GOP lawmakers have effectively ceded their constitutionally guaranteed role in setting state spending to DeSantis.
And party leaders clearly see the prospect of a special session as only exposing them to questions ranging from President Donald Trump’s handling of the coronavirus response to the state’s own problems with getting unemployment benefits to jobless workers.
Anticipated sales tax collections, the biggest share of state revenue, were cut by $4 billion from an earlier estimate, with about half the loss attributed to a virtually dead tourist economy. But Friday’s revised forecast also included numerous other changes tied to the pandemic.

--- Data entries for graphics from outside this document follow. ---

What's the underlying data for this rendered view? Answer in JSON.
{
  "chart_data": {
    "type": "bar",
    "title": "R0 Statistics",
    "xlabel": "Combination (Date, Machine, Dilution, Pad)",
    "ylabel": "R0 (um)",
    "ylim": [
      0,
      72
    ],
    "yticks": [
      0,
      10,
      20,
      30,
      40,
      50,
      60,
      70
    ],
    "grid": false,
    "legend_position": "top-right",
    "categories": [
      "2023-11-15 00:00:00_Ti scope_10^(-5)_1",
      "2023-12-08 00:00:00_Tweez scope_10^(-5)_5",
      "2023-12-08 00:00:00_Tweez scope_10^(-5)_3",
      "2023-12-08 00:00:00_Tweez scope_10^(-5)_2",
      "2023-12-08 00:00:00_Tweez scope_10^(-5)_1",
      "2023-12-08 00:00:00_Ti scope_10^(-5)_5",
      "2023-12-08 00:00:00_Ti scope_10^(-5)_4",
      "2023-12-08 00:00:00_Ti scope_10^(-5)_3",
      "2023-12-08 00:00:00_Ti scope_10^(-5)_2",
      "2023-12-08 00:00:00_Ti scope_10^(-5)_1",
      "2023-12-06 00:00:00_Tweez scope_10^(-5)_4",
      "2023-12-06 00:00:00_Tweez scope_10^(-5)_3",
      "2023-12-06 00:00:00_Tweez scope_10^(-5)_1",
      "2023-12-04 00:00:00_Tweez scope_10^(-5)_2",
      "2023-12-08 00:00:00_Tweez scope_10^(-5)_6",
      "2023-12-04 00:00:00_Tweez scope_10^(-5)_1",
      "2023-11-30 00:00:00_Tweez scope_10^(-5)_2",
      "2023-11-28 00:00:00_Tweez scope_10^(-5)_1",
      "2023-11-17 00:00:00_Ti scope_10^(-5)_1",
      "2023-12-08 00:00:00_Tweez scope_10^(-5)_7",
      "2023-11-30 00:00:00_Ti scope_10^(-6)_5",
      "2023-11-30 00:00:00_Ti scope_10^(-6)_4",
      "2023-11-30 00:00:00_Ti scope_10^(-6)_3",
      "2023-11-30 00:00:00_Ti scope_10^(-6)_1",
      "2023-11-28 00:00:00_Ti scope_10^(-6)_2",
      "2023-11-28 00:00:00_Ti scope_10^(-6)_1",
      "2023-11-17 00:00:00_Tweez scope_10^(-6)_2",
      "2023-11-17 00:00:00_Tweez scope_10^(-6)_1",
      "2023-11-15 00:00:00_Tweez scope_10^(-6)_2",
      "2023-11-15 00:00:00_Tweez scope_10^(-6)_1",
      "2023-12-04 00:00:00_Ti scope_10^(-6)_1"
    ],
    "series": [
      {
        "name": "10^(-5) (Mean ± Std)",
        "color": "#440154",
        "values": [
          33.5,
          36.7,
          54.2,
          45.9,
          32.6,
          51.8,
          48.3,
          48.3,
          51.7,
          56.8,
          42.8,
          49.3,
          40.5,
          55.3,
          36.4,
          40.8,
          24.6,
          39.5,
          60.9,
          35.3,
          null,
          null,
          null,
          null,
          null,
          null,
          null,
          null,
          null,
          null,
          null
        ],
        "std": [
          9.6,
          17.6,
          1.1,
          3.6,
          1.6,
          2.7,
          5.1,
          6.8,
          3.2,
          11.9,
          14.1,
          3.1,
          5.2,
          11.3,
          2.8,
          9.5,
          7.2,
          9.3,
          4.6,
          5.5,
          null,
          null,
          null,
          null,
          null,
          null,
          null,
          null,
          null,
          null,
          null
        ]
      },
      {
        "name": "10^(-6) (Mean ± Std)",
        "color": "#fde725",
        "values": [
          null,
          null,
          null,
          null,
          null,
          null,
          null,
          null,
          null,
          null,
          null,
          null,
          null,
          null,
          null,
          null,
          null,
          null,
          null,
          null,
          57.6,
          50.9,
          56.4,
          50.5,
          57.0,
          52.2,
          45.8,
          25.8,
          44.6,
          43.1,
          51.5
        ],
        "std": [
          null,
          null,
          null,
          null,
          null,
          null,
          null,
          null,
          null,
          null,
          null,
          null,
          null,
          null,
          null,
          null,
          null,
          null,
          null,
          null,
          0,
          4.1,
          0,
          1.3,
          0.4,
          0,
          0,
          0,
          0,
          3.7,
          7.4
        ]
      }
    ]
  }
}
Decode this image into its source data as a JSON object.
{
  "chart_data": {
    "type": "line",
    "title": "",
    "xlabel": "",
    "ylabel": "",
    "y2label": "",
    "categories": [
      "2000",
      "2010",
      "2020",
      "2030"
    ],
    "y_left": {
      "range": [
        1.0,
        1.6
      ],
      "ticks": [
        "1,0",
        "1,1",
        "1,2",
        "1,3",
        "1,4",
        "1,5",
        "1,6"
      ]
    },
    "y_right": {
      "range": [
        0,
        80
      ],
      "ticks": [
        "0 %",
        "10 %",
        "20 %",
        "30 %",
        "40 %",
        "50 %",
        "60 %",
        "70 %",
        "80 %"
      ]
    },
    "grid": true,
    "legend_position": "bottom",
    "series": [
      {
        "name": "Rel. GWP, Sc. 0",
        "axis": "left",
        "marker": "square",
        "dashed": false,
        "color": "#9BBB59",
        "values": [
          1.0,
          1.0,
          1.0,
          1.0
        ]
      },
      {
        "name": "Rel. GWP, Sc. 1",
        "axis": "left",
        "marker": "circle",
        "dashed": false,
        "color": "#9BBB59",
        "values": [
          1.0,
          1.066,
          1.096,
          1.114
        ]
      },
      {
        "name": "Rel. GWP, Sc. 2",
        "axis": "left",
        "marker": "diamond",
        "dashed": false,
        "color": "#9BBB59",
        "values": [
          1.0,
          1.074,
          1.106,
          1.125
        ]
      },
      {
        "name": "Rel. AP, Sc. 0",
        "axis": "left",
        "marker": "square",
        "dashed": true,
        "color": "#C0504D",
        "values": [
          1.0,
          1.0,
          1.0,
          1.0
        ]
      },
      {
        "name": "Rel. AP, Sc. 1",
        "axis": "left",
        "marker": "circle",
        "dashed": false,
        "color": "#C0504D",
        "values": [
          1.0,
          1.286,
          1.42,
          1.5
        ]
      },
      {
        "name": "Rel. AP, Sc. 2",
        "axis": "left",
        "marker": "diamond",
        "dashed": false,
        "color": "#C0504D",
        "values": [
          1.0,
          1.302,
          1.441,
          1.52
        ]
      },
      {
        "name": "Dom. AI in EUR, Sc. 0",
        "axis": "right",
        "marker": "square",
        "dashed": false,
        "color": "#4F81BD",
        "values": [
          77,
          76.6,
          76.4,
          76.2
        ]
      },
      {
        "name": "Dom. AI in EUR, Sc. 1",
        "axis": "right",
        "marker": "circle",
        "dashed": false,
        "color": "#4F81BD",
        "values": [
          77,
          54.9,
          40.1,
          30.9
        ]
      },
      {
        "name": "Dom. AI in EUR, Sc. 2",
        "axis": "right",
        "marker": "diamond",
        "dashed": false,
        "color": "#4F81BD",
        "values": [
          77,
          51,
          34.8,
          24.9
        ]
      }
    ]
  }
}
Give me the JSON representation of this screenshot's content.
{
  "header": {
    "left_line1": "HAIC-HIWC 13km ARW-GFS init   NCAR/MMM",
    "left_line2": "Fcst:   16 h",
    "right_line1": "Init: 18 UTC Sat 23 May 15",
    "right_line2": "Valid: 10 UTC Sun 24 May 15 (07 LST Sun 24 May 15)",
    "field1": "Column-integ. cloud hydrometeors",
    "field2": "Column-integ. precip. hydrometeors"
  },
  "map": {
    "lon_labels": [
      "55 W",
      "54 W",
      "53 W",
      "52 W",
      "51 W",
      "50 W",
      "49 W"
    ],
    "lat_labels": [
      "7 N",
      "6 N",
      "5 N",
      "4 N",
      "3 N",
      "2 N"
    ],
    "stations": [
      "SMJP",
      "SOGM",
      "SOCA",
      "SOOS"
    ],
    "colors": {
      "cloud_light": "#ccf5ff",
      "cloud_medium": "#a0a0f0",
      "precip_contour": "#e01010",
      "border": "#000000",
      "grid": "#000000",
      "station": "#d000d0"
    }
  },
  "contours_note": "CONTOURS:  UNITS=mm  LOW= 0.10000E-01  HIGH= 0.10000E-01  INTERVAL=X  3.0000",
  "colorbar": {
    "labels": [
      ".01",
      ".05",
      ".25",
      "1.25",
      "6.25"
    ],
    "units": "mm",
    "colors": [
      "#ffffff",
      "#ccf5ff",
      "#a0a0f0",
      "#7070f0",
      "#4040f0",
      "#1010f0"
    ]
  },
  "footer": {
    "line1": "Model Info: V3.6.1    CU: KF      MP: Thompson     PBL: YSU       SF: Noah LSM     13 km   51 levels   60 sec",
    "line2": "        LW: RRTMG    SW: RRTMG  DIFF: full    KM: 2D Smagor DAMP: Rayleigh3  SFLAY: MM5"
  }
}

Corporate income tax will decline because of closures and reduced activity; tax collections from rental cars also slumped, because tourists aren’t here and, going forward, companies are not expected to replace their fleet of cars, usually another source for state tax money, economists said.
They added that the state’s insurance premium tax will take a hit, as companies offer rebates on rates to customers and some customers drop polices completely, because they’ve lost their jobs or otherwise are looking to save.
Taxes from workers compensation are also buffeted by the COVID-19 changed world, with claims down for now because people are not going into offices or have lost jobs, although some analysts cautioned that could change if workplace claims stemming from virus infections emerge on a large scale.
The future of business-space rentals and retail stores also have been clouded by the pandemic, challenging state economists to gauge how much tax revenue the state can expect from these sources.
Economists, though, also made the case for some consumer spending to be driven by Floridians staying – and spending – in their home state. With many people wary of travel, Florida dollars could stay within the state.
Similarly, Americans have been saving at an unprecedented rate during the pandemic. The U.S. Commerce Department said that the portion of monthly income being saved hit 33.5% in April and in June was still at a larger-than-normal 19%.
While Florida’s unemployment rate is 10.4% and the federal government’s $600 weekly checks to America’s jobless has expired for now, Baker said that some of that savings will eventually be unleashed within the state’s economy.
When Floridians feel comfortable enough to spend again, “When it comes back, it will have an upward effect on the economy,” Baker said.